As I said unless you are going to modify the appliance you are bonding to
earth.


Under the 17th edition regs the supplementary bonding can be omitted, but
only if the main bonding is OK and all circuits feeding the bathroom are
30 mA RCD protected. In this case there is the potential (no pun ...) for
a serious shock between the live towel rail and other (earthy) metalwork.
However if the shock current is large enough to be really dangerous the
RCD will trip and cut off the supply within a few milliseconds.


That would be the main bonding to where exactly?
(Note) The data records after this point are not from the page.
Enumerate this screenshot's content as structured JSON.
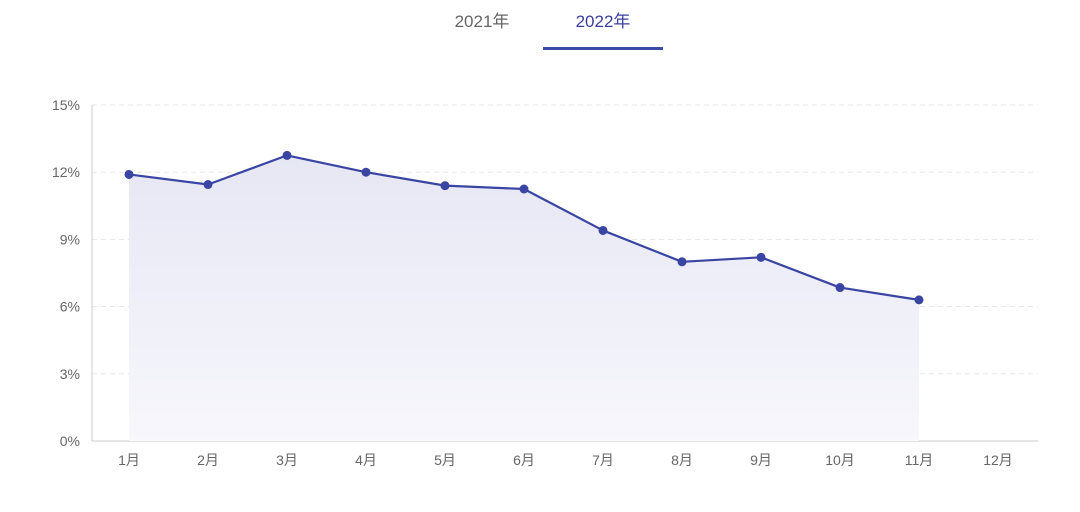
{
  "tabs": [
    {
      "label": "2021年",
      "active": false
    },
    {
      "label": "2022年",
      "active": true
    }
  ],
  "colors": {
    "accent": "#3a4aa8",
    "line": "#3a45a3",
    "area_top": "#e6e7f4",
    "grid": "#e5e5e5",
    "axis": "#cccccc",
    "tick_text": "#666666"
  },
  "chart_data": {
    "type": "area",
    "categories": [
      "1月",
      "2月",
      "3月",
      "4月",
      "5月",
      "6月",
      "7月",
      "8月",
      "9月",
      "10月",
      "11月",
      "12月"
    ],
    "series": [
      {
        "values": [
          11.9,
          11.45,
          12.75,
          12.0,
          11.4,
          11.25,
          9.4,
          8.0,
          8.2,
          6.85,
          6.3,
          null
        ]
      }
    ],
    "yticks": [
      "0%",
      "3%",
      "6%",
      "9%",
      "12%",
      "15%"
    ],
    "ylim": [
      0,
      15
    ],
    "grid": true,
    "marker": "circle"
  }
}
Of course if there were actual physical earth points on the towel
radiator rather than just the earth in the flex you might have a second
earth to connect to the pipes but that's not likely as the fuse hasn't
blown.


The regs allow the flex to be used as part of the bonding (you bond in the
fused connection unit). Clearly the committee considered that the risk of
an open circuit in the flex was low enough not to worry about. If you
disagree there's nothing to stop you bonding to the rail itself.


So where do you not bond to earth within the FCU?

Like I said for domestic wiring it is bonding to earth, there is very little
alternative if you have any sort of appliance.

And as I said if you want to discuss bonding in an industrial context it can
be done.

We bonded huge amounts of metal together but we didn't use green and yellow
earth cable to do it as it wasn't earth.